The Financial Independence, Retire Early (FIRE) movement is gaining steam
How much money do you need to retire in your 40s or 50s? That’s a question more people are asking, thanks to a growing movement: Financial Independence, Retire Early (FIRE). FIRE is based on the idea that saving more and spending less will help younger workers retire well before they reach 65. Some of them even want to retire when they’re in their 30s or 40s.
FIRE has gained steam with millennials. The book Your Money or Your Life by Vicki Robin and Joe Dominguez is credited as the inspiration for the movement. Published in 1992, the book popularized many of the ideas that fuel FIRE—especially the idea that people should evaluate every purchase or expense and consider how many hours of work it cost them.1
Not all FIRE strategies are the same
Most FIRE followers strive to save and invest 50%–75% of their income. That’s a surprising goal, considering the average percentage of income Americans typically set aside in savings is 3.4%.2 But the main focus of FIRE is establishing enough financial independence to retire early and have the freedom to choose your next steps.
FIRE strategies vary, depending on current finances and retirement goals, but basically boils down to living below your means and aggressively saving money. A FIRE retirement may range from a minimalist lifestyle called “Lean FIRE” to a “Fat FIRE” filled with
traveling, shopping, and more. There is also a “Barista FIRE” model which involves a flexible side hustle or part-time work to supplement their savings.
Whatever the strategy, the main focus of FIRE followers is to retire early from full-time work and enjoy their free time—whether that means spending more time with loved ones, traveling, enjoying their hobbies, starting their own business, or something else.
The math behind FIRE:
The amount of money FIRE followers need to reach financial independence is their FIRE number, and many followers use the 4% rule to determine what that is. The rule is a popular retirement strategy that suggests you need to invest 25 times your annual expenses in order to maintain your current lifestyle for 30 years by withdrawing 4% from your investments each year. Someone whose average yearly expenses are $50,000, for example, needs a portfolio of $1.25 million to withdraw 4% of their portfolio ($50,000) to meet their annual expenses.
This is just an estimate of their needs, however, and FIRE followers should consider
how market conditions or collecting Social Security might impact their strategy.
Tips for FIRE success3
FIRE may not be a good fit for most people, but everyone wants to achieve financial independence sooner, rather than later. To help you on your path to financial independence, consider these tips:
- Speak with a financial professionals specialist for help creating a budget and financial plan to achieve your goals.

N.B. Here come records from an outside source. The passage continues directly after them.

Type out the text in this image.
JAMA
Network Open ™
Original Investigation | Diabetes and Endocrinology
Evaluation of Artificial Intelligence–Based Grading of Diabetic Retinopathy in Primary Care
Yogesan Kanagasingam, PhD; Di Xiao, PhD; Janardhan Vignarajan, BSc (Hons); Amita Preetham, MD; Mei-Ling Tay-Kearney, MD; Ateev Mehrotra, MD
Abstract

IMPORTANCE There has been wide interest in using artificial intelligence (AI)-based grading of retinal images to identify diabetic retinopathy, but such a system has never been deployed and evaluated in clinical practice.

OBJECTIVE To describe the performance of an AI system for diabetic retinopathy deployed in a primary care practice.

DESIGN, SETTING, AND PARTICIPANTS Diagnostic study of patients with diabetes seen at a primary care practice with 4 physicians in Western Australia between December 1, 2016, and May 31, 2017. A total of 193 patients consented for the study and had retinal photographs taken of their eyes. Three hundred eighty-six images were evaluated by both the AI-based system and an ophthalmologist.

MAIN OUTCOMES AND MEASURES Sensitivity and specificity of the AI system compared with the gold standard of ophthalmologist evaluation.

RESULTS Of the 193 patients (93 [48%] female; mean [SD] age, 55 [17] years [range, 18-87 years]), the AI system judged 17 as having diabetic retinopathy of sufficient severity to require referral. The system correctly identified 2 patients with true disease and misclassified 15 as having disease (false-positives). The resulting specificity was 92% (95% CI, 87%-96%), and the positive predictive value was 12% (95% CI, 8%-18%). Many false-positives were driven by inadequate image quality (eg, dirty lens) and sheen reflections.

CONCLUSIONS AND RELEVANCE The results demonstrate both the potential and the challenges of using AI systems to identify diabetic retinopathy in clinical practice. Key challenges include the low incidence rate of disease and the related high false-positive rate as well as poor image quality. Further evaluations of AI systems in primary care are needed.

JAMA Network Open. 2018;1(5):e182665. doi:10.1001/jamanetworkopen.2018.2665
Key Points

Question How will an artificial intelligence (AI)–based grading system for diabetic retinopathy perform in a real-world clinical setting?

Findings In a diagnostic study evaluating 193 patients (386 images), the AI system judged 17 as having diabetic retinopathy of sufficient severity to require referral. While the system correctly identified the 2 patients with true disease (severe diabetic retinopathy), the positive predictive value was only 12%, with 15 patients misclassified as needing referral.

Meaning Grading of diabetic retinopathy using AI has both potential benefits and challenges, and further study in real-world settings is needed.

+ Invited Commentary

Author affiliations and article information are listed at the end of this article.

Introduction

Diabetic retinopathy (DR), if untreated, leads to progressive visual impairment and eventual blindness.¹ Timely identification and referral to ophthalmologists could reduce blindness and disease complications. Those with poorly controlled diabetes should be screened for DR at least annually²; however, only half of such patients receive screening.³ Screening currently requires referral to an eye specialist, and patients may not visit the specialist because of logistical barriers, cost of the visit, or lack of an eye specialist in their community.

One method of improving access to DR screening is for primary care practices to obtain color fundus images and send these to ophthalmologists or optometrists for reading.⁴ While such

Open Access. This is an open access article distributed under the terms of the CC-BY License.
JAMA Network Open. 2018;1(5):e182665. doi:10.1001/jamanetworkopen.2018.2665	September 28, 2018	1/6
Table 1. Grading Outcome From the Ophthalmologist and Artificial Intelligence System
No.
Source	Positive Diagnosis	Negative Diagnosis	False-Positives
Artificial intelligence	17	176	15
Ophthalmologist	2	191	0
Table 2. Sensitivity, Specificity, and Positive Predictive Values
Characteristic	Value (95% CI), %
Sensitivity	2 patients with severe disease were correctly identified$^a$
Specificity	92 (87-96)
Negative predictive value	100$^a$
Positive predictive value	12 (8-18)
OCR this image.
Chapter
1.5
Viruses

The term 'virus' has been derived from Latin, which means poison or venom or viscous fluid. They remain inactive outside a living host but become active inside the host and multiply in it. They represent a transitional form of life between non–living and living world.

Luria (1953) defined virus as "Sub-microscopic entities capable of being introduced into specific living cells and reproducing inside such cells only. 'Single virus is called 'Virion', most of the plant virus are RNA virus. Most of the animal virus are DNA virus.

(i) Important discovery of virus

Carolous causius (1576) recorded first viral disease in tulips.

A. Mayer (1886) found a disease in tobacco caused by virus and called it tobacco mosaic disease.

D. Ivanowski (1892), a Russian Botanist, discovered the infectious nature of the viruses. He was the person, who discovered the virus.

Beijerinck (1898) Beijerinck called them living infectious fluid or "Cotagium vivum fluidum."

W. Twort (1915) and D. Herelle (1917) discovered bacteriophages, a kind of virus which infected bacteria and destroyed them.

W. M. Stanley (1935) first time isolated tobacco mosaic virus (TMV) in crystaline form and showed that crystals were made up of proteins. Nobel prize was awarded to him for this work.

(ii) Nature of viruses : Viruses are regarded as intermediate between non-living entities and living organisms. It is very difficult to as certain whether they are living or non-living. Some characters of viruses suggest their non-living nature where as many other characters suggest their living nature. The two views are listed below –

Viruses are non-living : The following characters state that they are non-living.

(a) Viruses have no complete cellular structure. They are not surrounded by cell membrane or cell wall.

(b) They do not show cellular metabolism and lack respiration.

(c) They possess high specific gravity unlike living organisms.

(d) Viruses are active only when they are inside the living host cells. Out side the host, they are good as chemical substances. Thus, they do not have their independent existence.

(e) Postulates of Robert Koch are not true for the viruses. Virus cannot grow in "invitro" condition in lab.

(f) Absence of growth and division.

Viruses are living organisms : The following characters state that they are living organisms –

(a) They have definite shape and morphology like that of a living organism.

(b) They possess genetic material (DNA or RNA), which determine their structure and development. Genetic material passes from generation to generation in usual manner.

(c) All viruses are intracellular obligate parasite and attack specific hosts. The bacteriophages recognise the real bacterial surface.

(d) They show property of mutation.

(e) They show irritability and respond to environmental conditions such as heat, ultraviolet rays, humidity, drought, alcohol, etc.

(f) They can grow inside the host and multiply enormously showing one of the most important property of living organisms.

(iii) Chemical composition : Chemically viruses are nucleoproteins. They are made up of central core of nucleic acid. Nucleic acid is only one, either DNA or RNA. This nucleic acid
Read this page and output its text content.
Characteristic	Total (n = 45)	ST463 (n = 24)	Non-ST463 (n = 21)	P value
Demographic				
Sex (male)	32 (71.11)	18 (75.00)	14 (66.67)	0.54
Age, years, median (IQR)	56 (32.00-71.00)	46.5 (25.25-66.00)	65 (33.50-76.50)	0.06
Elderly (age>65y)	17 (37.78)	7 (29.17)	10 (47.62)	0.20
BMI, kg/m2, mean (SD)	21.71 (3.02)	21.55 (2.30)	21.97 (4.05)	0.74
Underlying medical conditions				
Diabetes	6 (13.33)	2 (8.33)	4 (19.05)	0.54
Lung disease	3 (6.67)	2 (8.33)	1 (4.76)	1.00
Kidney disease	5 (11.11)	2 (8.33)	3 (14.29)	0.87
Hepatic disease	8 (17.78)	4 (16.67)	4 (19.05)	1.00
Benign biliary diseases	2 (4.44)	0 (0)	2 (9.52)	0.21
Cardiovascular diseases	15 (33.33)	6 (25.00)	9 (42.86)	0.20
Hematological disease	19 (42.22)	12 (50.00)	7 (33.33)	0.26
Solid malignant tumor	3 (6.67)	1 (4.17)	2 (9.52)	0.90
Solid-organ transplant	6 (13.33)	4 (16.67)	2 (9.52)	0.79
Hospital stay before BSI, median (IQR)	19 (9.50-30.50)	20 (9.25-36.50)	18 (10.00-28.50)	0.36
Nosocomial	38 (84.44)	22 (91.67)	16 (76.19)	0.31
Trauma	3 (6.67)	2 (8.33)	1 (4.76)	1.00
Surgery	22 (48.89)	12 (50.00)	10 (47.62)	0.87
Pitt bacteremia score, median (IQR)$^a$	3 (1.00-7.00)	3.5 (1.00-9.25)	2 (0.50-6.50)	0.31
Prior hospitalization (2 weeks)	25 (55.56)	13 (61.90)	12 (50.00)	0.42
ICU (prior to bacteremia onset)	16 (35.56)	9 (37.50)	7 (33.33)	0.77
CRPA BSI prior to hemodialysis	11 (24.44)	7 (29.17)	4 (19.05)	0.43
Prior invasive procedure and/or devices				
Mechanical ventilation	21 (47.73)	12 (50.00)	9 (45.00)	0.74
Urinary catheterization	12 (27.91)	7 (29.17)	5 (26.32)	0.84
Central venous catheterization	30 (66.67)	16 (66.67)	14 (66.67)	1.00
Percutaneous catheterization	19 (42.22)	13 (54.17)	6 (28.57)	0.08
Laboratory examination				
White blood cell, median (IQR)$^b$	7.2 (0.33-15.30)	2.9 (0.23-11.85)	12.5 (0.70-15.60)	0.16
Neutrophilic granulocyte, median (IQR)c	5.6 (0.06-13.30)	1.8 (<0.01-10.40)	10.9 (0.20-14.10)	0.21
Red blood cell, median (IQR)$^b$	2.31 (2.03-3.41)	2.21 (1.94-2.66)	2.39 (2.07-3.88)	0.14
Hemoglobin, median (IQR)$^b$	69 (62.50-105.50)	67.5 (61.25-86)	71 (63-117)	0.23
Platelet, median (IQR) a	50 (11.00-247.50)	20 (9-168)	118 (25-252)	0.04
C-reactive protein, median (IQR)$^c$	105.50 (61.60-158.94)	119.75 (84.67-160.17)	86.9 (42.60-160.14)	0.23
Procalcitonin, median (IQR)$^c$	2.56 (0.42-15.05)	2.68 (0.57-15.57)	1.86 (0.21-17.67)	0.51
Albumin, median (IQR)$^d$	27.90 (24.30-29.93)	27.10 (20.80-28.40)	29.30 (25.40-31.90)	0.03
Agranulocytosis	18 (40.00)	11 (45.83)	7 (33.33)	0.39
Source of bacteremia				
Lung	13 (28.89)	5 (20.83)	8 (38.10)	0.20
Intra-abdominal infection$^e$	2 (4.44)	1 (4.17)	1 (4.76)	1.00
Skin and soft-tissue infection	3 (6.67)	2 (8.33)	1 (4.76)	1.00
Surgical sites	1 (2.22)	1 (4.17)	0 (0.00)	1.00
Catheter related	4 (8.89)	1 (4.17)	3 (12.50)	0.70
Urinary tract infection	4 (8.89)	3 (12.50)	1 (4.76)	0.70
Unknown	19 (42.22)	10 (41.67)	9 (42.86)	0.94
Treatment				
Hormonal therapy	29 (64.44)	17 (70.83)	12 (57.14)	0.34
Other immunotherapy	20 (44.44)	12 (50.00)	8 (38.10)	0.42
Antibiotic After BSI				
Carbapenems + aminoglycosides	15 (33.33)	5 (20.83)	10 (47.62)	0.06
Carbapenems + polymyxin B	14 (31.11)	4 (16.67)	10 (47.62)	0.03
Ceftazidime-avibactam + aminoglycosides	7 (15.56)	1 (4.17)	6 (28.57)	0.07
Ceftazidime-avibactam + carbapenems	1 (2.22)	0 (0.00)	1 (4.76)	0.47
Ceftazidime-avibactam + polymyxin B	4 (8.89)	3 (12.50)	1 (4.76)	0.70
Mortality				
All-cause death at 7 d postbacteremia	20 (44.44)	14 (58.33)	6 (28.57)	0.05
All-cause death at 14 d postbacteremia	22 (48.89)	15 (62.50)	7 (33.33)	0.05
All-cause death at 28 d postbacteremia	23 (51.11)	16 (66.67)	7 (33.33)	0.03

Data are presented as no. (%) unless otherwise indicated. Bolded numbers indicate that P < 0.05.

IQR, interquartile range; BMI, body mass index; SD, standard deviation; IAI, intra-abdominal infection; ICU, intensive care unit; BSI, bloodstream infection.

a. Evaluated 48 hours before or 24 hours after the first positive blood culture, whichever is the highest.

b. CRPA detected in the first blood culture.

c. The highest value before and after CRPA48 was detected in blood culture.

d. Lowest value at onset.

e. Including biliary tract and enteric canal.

- Save more money. The more you save, the faster you can achieve your goals.
- Make more money.
- Eliminate debt—especially high interest debt.
But don’t forget—there are risks and
expenses to early retirement
While FIRE followers are optimistic about their retirement landscape, AARP points out that early retirement can be tricky for the following reasons:4
- Health care is expensive, and Medicare doesn’t start until age 65
- If you withdraw money too early from most tax-deferred accounts, you probably will have to pay a 10% early-withdrawal penalty. You will also owe income taxes on withdrawals from traditional accounts funded with pretax contributions.
- You may outlive your investment savings—and health expenses may add up, along with housing expenses.
- You lose the benefits of compounding interest.
- Extra income may be difficult to come by.
- Inflation may spoil your spending plans.
For some people, early retirement can also lead to boredom, as their friends may still be working all day and worn out at night. So, if you’re thinking about taking this path, you may need to make new friends, start volunteering, pick up a hobby, join a club—or even consider getting a job to fill the time and put more money in your pocket.